Q. Has the currency depreciation led to a reduction in imports?
It is indeed true that Sri Lanka has seen a reduced demand in Q1 2018 on imports when compared to YoY numbers, However, it may not be absolutely correct to attribute this decline to currency depreciation only. While it was one of the factors, others like currency fluctuation, environment uncertainty and global tightening of monetary policy amongst others also had a role to play. We are optimistic that of the growth to revive with a more stable expectation on the currency and with inventory restocking requirements in the second half of 2018.
Q. How important is the much talked about East Container Terminal (ECT)?
The East Container Terminal is planned to be developed as a deep draft terminal to supplement operations at CICT, the only one today that is capable of handling mega carriers. CICT is already operating at more than 80% capacity and is unable to offer berthing facilities to new services. Operationalization of ECT should therefore allow for the much needed capacity expansion with major lines, including Maersk, and further improve the trade scenario in Sri Lanka.
Q. Do you think that CICT, SAGT and JCT have the capacity to meet the growing demand?
As per the installed capacity at the Port of Colombo, the 3 terminals are capable of handling between 7 – 7.5 million TEU’s per annum. In 2017, the port handled 6.2 million TEU’s. In 2018, we have already witnessed a growth of 18% in H1. Based upon this trend we expect volumes to reach 7 million TEU’s by the end of this year.
Port operations may be able to optimize the volumes through various efficiency improvement initiatives and deliver slightly better volumes however it is evident that current capacity will not be enough by 2019. It is therefore imperative that urgent measures are adopted to build more capacity through expansion in the said timeframe in order to ensure the momentum on trade is not lost.
Q. What improvements would Sri Lanka need in its marine infrastructure to be better placed in the supply chain?
Currently the key next step is to ensure East Container Terminal gets commissioned and adds the required capacity to the Port of Colombo.
Additionally, we look forward to improvements in terms of reducing berthing and sailing delays, ensuring adequate availability of tugs in both old and new basin, to mention some. In order to maintain competitiveness , we also recommend integrating the port with well-connected logistics parks, free trade zones that enable cargo consolidation, multi country consolidation and other ancillary services in line with some of the best practices globally.

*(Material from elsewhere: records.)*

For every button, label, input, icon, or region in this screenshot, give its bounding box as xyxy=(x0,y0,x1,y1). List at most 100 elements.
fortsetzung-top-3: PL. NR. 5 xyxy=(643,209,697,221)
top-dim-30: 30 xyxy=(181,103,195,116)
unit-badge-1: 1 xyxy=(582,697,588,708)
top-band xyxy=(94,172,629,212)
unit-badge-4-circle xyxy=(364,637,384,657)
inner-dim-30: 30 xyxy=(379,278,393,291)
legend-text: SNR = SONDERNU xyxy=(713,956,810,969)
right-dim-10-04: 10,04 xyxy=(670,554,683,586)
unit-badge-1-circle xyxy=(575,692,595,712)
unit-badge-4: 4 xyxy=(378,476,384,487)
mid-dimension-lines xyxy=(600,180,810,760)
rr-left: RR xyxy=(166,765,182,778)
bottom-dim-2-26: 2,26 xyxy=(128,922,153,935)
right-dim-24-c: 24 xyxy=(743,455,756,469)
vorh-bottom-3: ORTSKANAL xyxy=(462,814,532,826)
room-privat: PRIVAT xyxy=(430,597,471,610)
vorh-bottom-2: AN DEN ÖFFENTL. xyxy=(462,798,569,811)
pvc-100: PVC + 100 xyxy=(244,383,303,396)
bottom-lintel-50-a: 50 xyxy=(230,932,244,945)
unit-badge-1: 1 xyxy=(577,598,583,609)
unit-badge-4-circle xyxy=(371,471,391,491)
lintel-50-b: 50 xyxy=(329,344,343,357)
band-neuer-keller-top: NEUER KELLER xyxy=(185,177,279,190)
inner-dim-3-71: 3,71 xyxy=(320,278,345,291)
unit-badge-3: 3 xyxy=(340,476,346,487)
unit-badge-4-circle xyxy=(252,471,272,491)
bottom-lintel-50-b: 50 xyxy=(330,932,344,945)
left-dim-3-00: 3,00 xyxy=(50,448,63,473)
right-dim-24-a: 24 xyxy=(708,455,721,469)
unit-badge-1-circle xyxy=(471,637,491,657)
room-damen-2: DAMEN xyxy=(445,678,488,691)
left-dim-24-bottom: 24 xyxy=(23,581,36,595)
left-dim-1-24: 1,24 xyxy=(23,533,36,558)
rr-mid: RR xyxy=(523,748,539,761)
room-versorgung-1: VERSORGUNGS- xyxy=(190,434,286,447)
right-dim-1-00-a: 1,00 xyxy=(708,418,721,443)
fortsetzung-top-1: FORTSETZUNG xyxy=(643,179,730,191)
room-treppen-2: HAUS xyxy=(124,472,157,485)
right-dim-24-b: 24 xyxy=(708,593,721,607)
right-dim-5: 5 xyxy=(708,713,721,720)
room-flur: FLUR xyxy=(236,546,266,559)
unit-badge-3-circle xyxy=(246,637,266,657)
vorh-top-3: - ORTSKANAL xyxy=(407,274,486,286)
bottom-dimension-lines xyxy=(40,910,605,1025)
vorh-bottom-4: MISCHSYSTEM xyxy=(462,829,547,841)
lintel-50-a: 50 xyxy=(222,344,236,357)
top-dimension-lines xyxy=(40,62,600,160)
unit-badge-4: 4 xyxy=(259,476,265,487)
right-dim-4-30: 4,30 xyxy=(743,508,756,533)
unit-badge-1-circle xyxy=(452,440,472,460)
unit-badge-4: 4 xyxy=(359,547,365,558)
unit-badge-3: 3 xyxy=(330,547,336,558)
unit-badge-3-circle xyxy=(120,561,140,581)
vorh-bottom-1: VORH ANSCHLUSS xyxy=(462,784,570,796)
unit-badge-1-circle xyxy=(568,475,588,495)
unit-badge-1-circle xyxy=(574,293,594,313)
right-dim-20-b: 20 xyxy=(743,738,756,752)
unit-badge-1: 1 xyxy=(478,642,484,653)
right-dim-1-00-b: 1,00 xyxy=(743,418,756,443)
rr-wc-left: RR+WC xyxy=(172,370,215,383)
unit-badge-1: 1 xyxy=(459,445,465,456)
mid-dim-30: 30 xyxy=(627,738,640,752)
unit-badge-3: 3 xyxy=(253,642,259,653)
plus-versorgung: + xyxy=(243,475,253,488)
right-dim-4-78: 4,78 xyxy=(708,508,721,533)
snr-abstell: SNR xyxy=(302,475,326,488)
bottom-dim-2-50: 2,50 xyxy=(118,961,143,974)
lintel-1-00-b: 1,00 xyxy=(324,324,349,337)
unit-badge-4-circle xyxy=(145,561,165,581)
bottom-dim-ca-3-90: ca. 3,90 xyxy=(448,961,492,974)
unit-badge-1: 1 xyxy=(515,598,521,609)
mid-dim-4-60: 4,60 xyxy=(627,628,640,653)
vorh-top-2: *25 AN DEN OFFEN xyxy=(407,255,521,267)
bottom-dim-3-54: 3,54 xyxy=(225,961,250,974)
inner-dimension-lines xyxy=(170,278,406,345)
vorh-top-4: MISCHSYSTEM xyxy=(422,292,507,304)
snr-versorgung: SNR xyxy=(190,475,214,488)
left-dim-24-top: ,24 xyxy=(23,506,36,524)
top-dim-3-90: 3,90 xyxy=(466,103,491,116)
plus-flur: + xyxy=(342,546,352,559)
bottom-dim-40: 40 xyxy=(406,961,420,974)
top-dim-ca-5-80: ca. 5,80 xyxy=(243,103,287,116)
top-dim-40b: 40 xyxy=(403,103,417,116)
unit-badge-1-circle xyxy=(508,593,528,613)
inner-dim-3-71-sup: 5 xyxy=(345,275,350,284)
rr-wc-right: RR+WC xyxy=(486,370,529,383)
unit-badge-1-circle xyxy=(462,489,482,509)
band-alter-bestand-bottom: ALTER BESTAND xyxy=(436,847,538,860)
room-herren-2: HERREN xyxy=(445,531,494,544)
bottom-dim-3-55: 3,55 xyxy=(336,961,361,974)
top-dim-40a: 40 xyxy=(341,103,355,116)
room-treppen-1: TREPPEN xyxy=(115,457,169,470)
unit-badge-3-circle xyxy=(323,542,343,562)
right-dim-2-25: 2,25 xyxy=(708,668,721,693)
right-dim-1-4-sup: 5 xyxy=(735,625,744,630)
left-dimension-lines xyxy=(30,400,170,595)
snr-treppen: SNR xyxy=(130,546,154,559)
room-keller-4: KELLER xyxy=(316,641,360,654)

Q. How does Maersk Line, as the world’s largest shipping company, see the potential of Hambantota Port?
Maersk Line is always looking to call ports with suitable infrastructure to service our vessels and our customers effectively. It is too early to tell whether Hambantota will be of interest to us, and much will be dependent on connectivity within the mainline network, extent of domestic cargo, cost and productivity. This is something we will be evaluating closer to the time once the concessionaires have developed a firm value proposition that would be attractive to our local import and export customers in the eastern part of Sri Lanka as well as container logistics integrators like Maersk.
In Sri Lanka, the port of Colombo is an important transshipment hub for us and we are looking forward to continuing our good relationship going forward.